I still like the PL, although knowing what I now know, I feel a
bit used. So more recently, I've been buying another kind of
apple - this time Irish. It's a group of apples, really - all
red, and all marketed under the name Celtic Orchards. This too
is a branding exercise, of course, complete with the packaging.
But in some respects, Celtic Orchard apples are the opposite of
Pink Ladies. They tend to be bumpier in shape. They come with
the odd skin blemish. And the texture is very noticeably softer.
But the main thing is they taste like apples ought to, and once
did. I was sufficiently impressed to track down Cornelius Traas,
a spokesman for CO, to find out more.
A Tipperary-born son of Dutch parents, Traas explained that the
Celtic Orchards label was devised two years ago because some
imported apples were being passed off as Irish in shops. There
are only about 40 commercial growers left here, he said, many
supplying only local markets.

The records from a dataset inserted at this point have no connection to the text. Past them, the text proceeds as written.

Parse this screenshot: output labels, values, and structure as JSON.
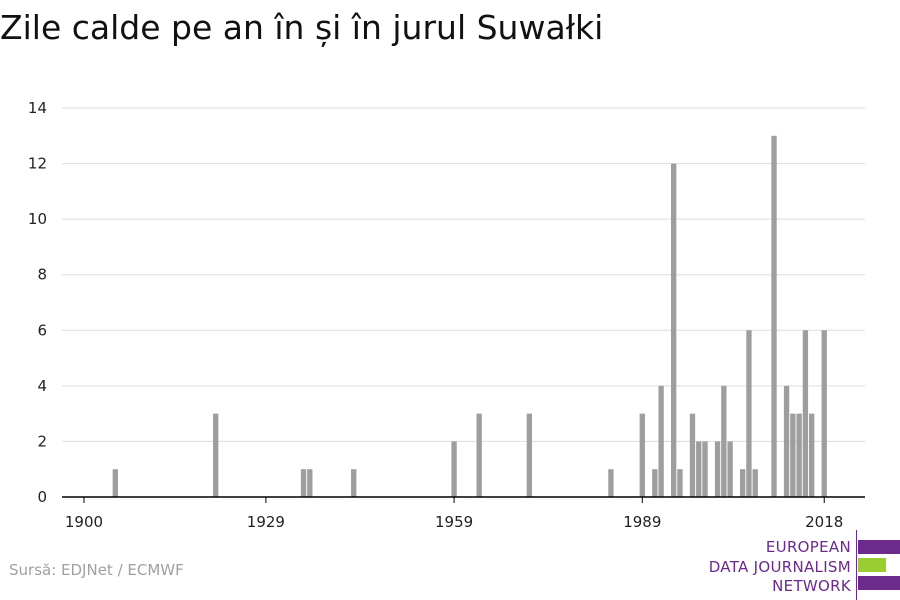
{
  "title": "Zile calde pe an în și în jurul Suwałki",
  "source": "Sursă: EDJNet / ECMWF",
  "logo": {
    "lines": [
      "EUROPEAN",
      "DATA JOURNALISM",
      "NETWORK"
    ],
    "colors": {
      "purple": "#6b2a8c",
      "green": "#9acd32"
    }
  },
  "colors": {
    "bar": "#9e9e9e",
    "grid": "#dddddd",
    "axis": "#000000",
    "text": "#222222"
  },
  "chart_data": {
    "type": "bar",
    "x": [
      1905,
      1921,
      1935,
      1936,
      1943,
      1959,
      1963,
      1971,
      1984,
      1989,
      1991,
      1992,
      1994,
      1995,
      1997,
      1998,
      1999,
      2001,
      2002,
      2003,
      2005,
      2006,
      2007,
      2010,
      2012,
      2013,
      2014,
      2015,
      2016,
      2018
    ],
    "values": [
      1,
      3,
      1,
      1,
      1,
      2,
      3,
      3,
      1,
      3,
      1,
      4,
      12,
      1,
      3,
      2,
      2,
      2,
      4,
      2,
      1,
      6,
      1,
      13,
      4,
      3,
      3,
      6,
      3,
      6
    ],
    "xticks": [
      "1900",
      "1929",
      "1959",
      "1989",
      "2018"
    ],
    "xtick_values": [
      1900,
      1929,
      1959,
      1989,
      2018
    ],
    "yticks": [
      "0",
      "2",
      "4",
      "6",
      "8",
      "10",
      "12",
      "14"
    ],
    "ylim": [
      0,
      14
    ],
    "xlim": [
      1896.5,
      2024.5
    ],
    "grid": true,
    "xlabel": "",
    "ylabel": ""
  }
}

CO is an umbrella group for a
handful of producers in the southern counties who supply the
Supervalu and Superquinn chains.
There's nothing particularly Irish about the varieties, he
admits. They range from the early-season Red Windsor (actually
German) to the late Jonagored. But Irish-grown apples contain
only about half the cells of those grown in hotter countries, so
for good or bad, their texture will always be much less dense.
It is a world away from Pink Ladies to the situation that once
existed in Ireland, when small orchards proliferated and people
grew whatever varieties they could get their hands on. Wasps
were the main competition in the apple sector then. But that
Garden of Eden ended with EEC accession. The mighty French apple
industry soon swept all before it, while the southern hemisphere
filled any gaps in the year-round supply.
Now, thanks to climate change, the wheel is turning again. Not
only are the days of flying horticultural produce half-way
around the planet numbered. Ironically, global warming also
means it is getting easier to grow apples in Ireland.
This is a very mixed blessing, Traas knows. If he could, he
would stop the temperatures where they are now. But he can't.
And as long as climate change remains a reality, Irish
apple-growing looks set for a return to something like what it
was before the forces of globalisation robbed the orchard.